Ever since the end of World War II the United States has had to face a problem that has turned out to be far more difficult than the containment of the Soviet Union: what to do with foreign leaders who claim to be friends and then put us in a tight spot.
These leaders declare an anti-communist stance, ask for American assistance, provide the United States with bases or international support, and yet alienate their own people and quite often radicalize their opposition through corruption or human-rights violations.
The case of Ferdinand E. Marcos comes after the fall of Jean-Claude Duvalier, Anastasio Somoza of Nicaragua, the Shah of Iran, the pro-Western regime in South Vietnam, Gen. Fulgencio Batista in Cuba and Gen. Chiang Kai-shek in China.
Whenever the opposition of the "friendly" tyrant was predominantly communist, the United States has supported him--with disastrous results in China and Vietnam. Whenever we believed that the opposition was radical but not, or not yet, dominated by the communists, we have tried to dissociate ourselves from our embarrassing and faltering ally at the last minute.
The result has been bitter domestic disputes when the new regimes proved hostile to the United States, as in the Ayatollah Ruhollah Khomeini's Iran, or Marxist-Leninist as in Fidel Castro's Cuba and the Sandinistas' Nicaragua.
Dissociation from the Duvalier regime in Haiti was made easy by the fact that the alternative did not appear to be a threat to American interests. The divorce from Marcos was a slow and painful process because of President Reagan's mistaken belief that Marcos was the only alternative to the communists.
But Reagan gave up his impartial stance and his absurd calls for compromise when it became obvious to Republicans in Congress that there was indeed a hugely popular democratic alternative, that further support of Marcos would only lead to a blood bath, and that, if Marcos did prevail, it would lead to a radicalization of the opposition.
The Administration now will try to take credit for the restoration of democracy in Manila and to link recent events in Haiti and the Philippines to the so-called Reagan doctrine of support for anti-communist movements in Angola, Nicaragua and Grenada. However, there is a world of difference between a somewhat grudging or at least belated intervention on behalf of democracy in the Philippines and the support of such extremely dubious "freedom fighters" as the contras and Jonas Savimbi. Moreover, future cases may not be as clear-cut as the David-and-Goliath-type battle between Corazon Aquino and Marcos.
The lesson that we should learn from the Philippines is that the real problem is not communist insurrection but the variety of factors that feed it. This fact is something that we ignored when we acquiesced in the violent replacement of President Ngo Dinh Diem in Saigon in 1963, not so much because we deplored his way of ruling as that we thought it made him ineffectual in fighting communism.
The lesson that we ought to learn from the Filipino people is that prolonged support of leaders who violate what the United States stands for is always a mistake. Such support either makes it easier for the opposition to take a violently anti-American turn or, even when the outcome is as satisfying as in Manila, makes American proclamations of democratic virtue appear highly hypocritical. It also allows our own clients to blackmail us, as Marcos tried to do with the American bases in the Philippines.

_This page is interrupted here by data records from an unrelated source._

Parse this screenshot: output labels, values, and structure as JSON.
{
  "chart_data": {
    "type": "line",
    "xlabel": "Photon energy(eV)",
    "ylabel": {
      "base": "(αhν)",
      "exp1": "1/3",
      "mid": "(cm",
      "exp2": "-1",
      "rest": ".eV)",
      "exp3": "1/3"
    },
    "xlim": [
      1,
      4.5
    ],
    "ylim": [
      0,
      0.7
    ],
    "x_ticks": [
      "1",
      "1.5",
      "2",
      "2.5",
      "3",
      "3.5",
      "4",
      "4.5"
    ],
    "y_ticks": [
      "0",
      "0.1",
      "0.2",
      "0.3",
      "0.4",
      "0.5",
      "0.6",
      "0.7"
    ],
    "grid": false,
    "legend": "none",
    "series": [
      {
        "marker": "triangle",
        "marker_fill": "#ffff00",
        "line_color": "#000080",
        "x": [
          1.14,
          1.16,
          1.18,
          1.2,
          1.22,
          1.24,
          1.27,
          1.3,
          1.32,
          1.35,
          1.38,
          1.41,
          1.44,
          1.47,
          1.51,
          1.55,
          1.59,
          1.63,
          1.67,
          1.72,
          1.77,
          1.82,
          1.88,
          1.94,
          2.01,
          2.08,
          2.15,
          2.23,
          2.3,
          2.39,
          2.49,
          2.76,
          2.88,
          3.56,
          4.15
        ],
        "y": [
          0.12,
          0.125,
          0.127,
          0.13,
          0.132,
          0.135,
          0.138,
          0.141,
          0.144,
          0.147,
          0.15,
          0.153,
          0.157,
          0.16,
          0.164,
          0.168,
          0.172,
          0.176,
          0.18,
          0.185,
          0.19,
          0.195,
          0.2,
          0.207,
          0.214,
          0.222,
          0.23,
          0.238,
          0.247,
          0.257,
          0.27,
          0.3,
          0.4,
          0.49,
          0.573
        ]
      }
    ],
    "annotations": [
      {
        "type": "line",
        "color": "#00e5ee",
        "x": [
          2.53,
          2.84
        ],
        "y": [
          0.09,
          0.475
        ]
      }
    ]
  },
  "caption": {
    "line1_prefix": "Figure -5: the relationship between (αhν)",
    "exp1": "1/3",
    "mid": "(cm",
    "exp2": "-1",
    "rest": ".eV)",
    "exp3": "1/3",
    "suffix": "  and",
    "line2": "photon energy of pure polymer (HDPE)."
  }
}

I hope that one of the casualties of the peaceful Philippine revolution will be the neo-conservative defense of authoritarian as opposed to totalitarian regimes. Indeed, one of their arguments is that authoritarian regimes can be more easily changed than totalitarian ones. But it is grotesque to plead, in effect, for a U.S. commitment to authoritarian government just because in those countries (unlike in Poland or Czechoslovakia) there is no Red Army capable of crushing a popular rebellion.
If the only lesson that the Reagan Administration learns from the fall of Marcos is a lesson in dissociation when such a rebellion is on the verge of triumph, we will continue to support Gen. Augusto Pinochet's horrible regime and probably contribute to the reinforcement of the communists' position among the forces that oppose him. We also will fail to exert our considerable influence in Seoul to curb the authoritarian excesses of South Korea's military leadership.
If the lesson that the Administration learns from Manila is the possibility of abandoning an authoritarian regime only when the opposition is evidently moderate and pro-American, we will fail to insist that our more enlightened friends in El Salvador's government go through brave reform of the army and the social system--the only course that could split or weaken the rebellion.
We will also continue to resist exerting pressure on the South African regime even though its continued denial of basic citizenship and human rights to the vast majority of its population appears to leave no other outcome than a protracted civil war. The United States will appear on the side of the oppressors in such a conflict, and the Soviet Union will have a golden opportunity to champion the oppressed.
U.S. policy in all these cases should be to push for democratic reforms and repudiate such false friends when they refuse to budge in order to conserve their power.